Before importing the module, you would need to import the configuration file, or alternatively provide the information required for the API connection through the configure method. see getting starting
To import the module you can use the import statement with the dataaccess
keyword.
import aepp
prod = aepp.importConfigFile('myConfig_file.json',sandbox='prod',connectInstance=True)
from aepp import dataaccess
The dataaccess module provides a class that you can use for generating and retrieving the different catalog objects.\
The following documentation will provide you with more information on its capabilities.
The Data Access class is the default API connector that you would encounter for any other submodules on this python module.
This class can be instantiated by calling the DataAcess()
from the dataaccess
module.
Following the previous method described above, you can realize this:
import aepp
prod = aepp.importConfigFile('myConfig_file.json',sandbox='prod',connectInstance=True)

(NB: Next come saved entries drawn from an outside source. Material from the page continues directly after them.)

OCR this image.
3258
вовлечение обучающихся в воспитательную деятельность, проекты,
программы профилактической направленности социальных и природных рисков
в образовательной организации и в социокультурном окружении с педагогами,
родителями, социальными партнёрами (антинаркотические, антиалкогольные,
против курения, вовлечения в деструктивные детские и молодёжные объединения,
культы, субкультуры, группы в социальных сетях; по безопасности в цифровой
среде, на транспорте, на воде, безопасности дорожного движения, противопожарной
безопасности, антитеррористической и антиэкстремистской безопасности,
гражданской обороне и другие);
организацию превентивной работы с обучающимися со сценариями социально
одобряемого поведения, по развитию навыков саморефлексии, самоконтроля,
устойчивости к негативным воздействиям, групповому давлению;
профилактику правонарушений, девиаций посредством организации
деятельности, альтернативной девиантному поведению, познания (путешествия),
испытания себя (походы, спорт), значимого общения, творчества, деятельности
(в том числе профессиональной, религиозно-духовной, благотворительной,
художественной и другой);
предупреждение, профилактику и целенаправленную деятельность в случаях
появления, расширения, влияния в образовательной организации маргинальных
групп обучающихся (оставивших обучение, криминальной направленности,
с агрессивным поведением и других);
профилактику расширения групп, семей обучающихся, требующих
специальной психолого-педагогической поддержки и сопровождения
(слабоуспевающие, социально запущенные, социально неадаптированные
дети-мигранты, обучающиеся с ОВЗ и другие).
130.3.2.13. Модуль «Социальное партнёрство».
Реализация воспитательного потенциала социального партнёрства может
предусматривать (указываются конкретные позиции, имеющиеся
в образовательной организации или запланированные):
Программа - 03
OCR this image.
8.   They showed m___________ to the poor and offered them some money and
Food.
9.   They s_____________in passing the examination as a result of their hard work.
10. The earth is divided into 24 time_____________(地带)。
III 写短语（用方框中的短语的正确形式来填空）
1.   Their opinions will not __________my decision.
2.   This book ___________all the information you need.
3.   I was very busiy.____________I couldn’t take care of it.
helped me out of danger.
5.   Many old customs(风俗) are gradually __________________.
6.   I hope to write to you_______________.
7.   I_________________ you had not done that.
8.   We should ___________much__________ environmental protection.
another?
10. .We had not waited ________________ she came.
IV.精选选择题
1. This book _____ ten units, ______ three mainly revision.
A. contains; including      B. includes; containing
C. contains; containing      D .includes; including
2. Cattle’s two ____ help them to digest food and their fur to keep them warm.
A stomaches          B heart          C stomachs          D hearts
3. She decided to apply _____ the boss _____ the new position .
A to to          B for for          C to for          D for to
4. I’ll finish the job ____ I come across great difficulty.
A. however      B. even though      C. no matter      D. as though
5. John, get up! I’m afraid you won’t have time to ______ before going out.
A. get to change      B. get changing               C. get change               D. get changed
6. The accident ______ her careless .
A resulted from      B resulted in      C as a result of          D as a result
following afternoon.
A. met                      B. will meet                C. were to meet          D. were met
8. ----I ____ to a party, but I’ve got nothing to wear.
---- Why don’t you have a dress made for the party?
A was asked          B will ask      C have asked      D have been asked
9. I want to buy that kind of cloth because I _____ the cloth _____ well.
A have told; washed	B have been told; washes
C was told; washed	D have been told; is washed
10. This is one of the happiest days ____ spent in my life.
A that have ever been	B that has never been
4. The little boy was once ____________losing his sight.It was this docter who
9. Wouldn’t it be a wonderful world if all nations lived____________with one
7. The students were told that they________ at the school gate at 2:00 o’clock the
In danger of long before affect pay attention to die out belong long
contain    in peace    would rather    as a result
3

from aepp import dataaccess
myData = dataaccess.DataAccess(config=prod)
There are 3 possible parameters when intantiating the class:
- config : OPTIONAL : mostly used to pass a ConnectObject instance that is linked to one sandbox.
- header : OPTIONAL : header object in the config module. (example: aepp.config.header)
- loggingObject : OPTIONAL : A logging object that can be passed for debuging or logging elements, see logging documentation
Here you can find the different methods available once you have instantiated the data access class.
List all dataset files under a batch.
Arguments:
- batchId : REQUIRED : The batch ID to look for.
Possible kwargs: - limit : A paging parameter to specify number of results per page.
- start : A paging parameter to specify start of new page. For example: page=1
Lists all the dataset files under a failed batch.
Arguments:
- batchId : REQUIRED : The batch ID to look for.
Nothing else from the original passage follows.